Stephens also said she had sons enrolled when the all-day option was offered who were not ready for it.

"We should have the option," Stephens said.

"Children should be at the same level (of learning), but that doesn't always happen.

"If they're not ready for (all-day), they won't have a good experience and it will be hard to get their attitude turned around."

Stephens also asked whether grants be available on an on-going basis to pay for all–day kindergarten.

The state Department of Education pays reimbursement for half-day kindergarten for all students.

KUSD began offering optional all-day classes this school year with parents paying a monthly tuition of $120-$140 per child, depending on when the student enrolled.

Parker said Title I funding "never goes away."

She told the board arrangements would be worked out for children whose parents only want them to attend kindergarten on a half-day basis next school year.

But she expects those numbers to be small.

"We've sent out 5,000 notices (about all-day kindergarten) already to every student in grades K, 1, 2, and 3 in each of our buildings and to six preschools," Parker said.

"No one has come back and said they don't want their child to attend."

The school board also discussed the neighborhood schools concept whereby seventh- and eighth-grade courses are offered to students at Palo Christi Elementary School in downtown Kingman and Black Mountain Elementary School in Golden Valley.

Mike Ford, district superintendent, recommended keeping those students at those schools next year instead of the district busing them to Kingman Junior High School.

Principals Scott Rhoades of Black Mountain and Diana Logas of Palo Christi addressed the board on how the programs are going at their schools.

Rhoades said one meeting with parents was held Jan.

16 and another is planned later this month to hear concerns and answer questions.

"We have a lot of room at Black Mountain, whereas Kingman Junior High is at or near (student) capacity," Rhoades said.

"As far as financial considerations, I'm not sure there would be any difference (in busing students to the junior high school)."

Ford told the board Black Mountain has implemented an intramural program to offer some after-school activities, one of the arguments often heard for students to attend the junior high school.

Logas said concerns of students leaving Palo Christi for the junior high school was one reason the neighborhood schools program began last year.

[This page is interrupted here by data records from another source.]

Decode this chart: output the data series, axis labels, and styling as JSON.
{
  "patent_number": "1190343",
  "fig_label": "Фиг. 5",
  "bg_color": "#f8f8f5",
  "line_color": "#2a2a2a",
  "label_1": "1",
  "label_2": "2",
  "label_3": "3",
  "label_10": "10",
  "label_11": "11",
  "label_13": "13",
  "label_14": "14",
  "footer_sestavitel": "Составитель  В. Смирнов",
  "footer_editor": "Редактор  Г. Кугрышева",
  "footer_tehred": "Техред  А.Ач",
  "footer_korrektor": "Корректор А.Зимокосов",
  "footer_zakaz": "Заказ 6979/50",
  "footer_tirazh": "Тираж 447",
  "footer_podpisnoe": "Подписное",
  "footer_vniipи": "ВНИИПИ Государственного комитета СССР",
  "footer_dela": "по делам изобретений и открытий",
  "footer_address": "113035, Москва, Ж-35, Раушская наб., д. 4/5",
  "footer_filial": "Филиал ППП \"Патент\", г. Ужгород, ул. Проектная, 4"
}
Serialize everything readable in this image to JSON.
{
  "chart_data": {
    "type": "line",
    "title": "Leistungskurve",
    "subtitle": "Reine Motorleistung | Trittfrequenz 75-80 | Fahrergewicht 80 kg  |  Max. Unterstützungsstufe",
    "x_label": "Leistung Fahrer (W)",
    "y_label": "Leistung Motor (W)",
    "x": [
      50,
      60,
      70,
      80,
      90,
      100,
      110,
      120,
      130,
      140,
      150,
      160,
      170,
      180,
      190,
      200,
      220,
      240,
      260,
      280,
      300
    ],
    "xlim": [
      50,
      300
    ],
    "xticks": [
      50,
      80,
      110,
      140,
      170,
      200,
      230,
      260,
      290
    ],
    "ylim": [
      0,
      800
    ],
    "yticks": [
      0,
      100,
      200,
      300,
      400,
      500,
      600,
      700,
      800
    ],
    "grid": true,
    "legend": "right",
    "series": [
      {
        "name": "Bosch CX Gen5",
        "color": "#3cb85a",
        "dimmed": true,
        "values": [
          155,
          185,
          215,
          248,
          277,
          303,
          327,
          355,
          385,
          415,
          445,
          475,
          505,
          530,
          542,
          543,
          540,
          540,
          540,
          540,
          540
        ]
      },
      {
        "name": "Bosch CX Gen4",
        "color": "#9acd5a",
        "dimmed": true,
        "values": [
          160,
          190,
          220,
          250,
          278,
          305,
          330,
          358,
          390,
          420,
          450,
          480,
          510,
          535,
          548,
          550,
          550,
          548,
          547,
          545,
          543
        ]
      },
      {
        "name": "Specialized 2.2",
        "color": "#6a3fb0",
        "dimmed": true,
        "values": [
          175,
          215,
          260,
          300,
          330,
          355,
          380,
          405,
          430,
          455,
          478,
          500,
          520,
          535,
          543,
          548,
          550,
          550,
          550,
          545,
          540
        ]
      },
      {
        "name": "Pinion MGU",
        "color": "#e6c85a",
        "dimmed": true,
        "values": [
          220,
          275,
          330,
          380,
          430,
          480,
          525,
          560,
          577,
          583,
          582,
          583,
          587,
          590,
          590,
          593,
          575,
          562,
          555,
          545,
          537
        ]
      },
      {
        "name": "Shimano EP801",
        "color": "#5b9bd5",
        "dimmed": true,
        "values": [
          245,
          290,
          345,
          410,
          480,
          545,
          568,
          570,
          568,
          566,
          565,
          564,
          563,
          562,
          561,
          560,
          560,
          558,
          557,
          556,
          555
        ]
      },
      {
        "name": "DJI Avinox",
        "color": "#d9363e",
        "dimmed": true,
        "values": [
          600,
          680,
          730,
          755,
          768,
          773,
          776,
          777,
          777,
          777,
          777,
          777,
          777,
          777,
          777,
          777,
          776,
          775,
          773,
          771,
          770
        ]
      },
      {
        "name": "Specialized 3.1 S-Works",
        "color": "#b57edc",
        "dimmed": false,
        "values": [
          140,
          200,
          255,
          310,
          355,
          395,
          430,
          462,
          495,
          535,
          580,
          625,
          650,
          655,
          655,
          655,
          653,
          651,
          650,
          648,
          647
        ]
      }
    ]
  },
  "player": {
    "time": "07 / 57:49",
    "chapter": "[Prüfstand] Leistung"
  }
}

"It gives our students two more years to spend with us getting a little more nurturing," Logas said.

Palo Christi students are bused to the junior high school this year for such sports as basketball and volleyball, Logas said.

The board will vote next month about keeping seventh- and eighth-graders at Black Mountain and Palo Christi next year.

If the recommendation of Ford is accepted, parents could still send their student to the junior high school under the open-enrollment policy.

But parents would have to arrange transportation.

In one other matter, the board approved naming the auditorium at Kingman High School North as the "Hilda Aguilar Center for Performing Arts."

Aguilar was in her 27th year of teaching English and drama in the district when she died last month of complications from pneumonia.